Dès ses débuts chez Trycoaching, il m’a impressionné par sa capacité à s'auto former, à mettre en application et à ajuster en temps réel.
Dans la nuit de samedi à dimanche, "papy" comme on s'amuse à l'appeler, nous a tous bluffés chez Trycoaching … Les deux autres Trycoachés du jour ont eu moins de réussite (Philippe BB essuie deux crevaisons et effectue les 60 derniers kms sur la jante, Guillaume aka "Cancé", encore Rookie chez Trycoaching, est en phase d’apprentissage).
Petit échange avec l'homme qui pour sa dernière année en 45/49 décroche en 9h19 une 92è place au scratch, et monte sur la 3ème marche du podium de sa catégorie ...
JT: Bonjour Christophe, raconte-nous ta course en quelques lignes.
CL: J’ai fait une course plus complète que d’habitude, et c’est ce qui m’a permis de rentrer dans le top 100 et de décrocher un podium auquel je ne pensais même plus après avoir vu la start list.

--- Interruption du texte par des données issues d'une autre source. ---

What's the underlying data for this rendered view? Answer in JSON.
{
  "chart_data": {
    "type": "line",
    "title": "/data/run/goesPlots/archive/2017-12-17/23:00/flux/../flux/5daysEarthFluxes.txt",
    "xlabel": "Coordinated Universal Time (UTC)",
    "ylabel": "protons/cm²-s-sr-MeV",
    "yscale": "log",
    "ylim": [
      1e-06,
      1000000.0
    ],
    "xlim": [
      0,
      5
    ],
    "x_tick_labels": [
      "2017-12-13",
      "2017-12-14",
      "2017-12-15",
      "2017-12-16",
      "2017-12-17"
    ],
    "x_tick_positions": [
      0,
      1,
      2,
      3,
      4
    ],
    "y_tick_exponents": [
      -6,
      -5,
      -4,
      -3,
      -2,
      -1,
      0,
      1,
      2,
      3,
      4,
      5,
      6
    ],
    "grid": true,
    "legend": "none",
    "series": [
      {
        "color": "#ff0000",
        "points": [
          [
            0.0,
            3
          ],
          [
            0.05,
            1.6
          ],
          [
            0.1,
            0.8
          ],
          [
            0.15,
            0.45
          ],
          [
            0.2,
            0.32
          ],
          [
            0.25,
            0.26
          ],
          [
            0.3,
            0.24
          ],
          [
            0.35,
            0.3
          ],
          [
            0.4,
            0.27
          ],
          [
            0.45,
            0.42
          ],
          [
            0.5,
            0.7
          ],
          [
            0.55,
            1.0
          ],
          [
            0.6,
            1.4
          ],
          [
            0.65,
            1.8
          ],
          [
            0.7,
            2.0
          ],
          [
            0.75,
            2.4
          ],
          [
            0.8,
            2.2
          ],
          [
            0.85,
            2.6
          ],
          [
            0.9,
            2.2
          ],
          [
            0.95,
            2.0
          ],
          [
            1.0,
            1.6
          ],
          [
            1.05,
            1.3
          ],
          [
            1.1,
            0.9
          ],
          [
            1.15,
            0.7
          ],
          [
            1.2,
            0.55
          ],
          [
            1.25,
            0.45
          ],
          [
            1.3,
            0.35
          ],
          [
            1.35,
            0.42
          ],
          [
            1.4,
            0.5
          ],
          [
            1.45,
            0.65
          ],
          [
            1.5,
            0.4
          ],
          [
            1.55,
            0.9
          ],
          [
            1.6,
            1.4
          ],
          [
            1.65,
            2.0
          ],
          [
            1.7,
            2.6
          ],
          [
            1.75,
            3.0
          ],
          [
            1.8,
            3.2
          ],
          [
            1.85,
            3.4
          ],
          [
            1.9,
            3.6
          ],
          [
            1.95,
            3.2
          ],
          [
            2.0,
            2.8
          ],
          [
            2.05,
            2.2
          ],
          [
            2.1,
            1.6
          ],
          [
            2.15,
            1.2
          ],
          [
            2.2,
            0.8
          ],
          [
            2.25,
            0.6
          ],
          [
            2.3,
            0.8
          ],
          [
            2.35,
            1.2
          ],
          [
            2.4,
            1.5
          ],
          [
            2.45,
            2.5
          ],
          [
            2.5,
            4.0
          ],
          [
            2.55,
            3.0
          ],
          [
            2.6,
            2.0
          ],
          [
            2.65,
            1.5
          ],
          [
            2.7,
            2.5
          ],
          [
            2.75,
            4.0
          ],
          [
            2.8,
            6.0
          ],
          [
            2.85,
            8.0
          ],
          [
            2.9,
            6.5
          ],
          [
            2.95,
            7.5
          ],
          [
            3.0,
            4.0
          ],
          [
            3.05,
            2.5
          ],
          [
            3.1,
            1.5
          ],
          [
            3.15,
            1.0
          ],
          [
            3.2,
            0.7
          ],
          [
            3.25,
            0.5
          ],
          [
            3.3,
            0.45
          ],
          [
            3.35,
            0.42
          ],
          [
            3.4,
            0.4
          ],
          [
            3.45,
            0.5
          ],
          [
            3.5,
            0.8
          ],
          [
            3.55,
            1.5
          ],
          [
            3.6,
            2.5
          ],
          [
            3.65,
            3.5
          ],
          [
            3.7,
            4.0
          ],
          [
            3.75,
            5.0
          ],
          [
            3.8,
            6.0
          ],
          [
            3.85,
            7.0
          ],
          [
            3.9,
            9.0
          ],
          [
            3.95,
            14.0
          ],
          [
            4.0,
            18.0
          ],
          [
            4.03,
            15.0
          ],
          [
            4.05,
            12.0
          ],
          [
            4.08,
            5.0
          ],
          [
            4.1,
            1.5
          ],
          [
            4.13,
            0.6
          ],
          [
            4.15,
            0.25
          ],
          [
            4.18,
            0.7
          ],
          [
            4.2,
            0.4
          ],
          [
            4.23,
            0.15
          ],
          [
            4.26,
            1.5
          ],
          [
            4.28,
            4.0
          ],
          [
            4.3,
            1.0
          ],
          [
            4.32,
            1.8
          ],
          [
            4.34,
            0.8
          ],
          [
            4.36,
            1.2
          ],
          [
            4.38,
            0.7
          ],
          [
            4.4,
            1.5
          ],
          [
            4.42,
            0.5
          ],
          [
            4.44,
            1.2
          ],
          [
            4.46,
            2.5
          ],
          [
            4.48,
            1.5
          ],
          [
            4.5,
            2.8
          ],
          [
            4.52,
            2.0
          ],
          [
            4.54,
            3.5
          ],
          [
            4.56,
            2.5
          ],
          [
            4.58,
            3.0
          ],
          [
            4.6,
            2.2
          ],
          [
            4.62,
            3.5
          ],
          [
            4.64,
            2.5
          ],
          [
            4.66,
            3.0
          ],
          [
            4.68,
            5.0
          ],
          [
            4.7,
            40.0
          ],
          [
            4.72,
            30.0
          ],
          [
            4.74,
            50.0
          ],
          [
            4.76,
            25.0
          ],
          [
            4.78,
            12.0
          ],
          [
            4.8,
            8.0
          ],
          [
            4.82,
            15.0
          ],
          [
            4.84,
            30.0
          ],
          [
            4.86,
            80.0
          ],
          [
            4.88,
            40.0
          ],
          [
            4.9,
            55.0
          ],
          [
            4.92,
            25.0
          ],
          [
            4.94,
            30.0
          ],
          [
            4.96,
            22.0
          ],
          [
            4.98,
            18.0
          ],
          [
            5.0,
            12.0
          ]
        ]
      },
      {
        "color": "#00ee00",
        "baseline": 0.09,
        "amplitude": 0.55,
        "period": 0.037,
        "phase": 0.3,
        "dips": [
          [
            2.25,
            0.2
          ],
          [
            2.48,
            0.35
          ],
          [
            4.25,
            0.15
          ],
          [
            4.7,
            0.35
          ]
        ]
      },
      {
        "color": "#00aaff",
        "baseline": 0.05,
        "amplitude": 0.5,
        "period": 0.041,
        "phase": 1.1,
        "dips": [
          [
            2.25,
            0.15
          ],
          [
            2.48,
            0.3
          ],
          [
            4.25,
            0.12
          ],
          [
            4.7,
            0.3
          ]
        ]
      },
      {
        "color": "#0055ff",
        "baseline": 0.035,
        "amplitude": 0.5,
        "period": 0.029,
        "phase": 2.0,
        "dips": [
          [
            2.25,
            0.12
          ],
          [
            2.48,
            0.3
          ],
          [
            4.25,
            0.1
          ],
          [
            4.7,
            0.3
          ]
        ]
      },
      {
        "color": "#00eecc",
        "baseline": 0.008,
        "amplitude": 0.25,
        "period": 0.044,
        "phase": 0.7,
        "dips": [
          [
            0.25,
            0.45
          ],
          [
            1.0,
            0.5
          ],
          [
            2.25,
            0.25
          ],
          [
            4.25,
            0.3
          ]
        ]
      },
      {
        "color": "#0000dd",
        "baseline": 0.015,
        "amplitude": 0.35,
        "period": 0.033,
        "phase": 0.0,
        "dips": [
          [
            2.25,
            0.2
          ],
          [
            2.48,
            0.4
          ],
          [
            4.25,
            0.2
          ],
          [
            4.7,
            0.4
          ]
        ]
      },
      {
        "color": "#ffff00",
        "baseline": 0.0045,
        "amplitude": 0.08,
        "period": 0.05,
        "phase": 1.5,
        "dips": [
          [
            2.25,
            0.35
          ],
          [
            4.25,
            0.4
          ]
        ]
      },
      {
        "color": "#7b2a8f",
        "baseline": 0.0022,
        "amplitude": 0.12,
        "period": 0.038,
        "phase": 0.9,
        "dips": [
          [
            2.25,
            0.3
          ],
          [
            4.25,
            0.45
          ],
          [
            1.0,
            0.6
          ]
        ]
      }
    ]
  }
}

La natation reste mon point faible. 1h03, mais avec un parcours 2 à 3 mns plus rapide que d’habitude pour tout le monde, et ce sera un axe de travail pour la prochaine saison.
C’est sur le vélo que je fais l’essentiel de la différence. Je n’avais jusqu’à présent jamais réussi à tenir en course les allures que je tenais à l’entraînement, et je finissais toujours assez péniblement. Cette fois-ci j’ai fait une course pleine, et je réalise un des meilleurs temps amateurs (4h56) dans des conditions de vent assez difficiles.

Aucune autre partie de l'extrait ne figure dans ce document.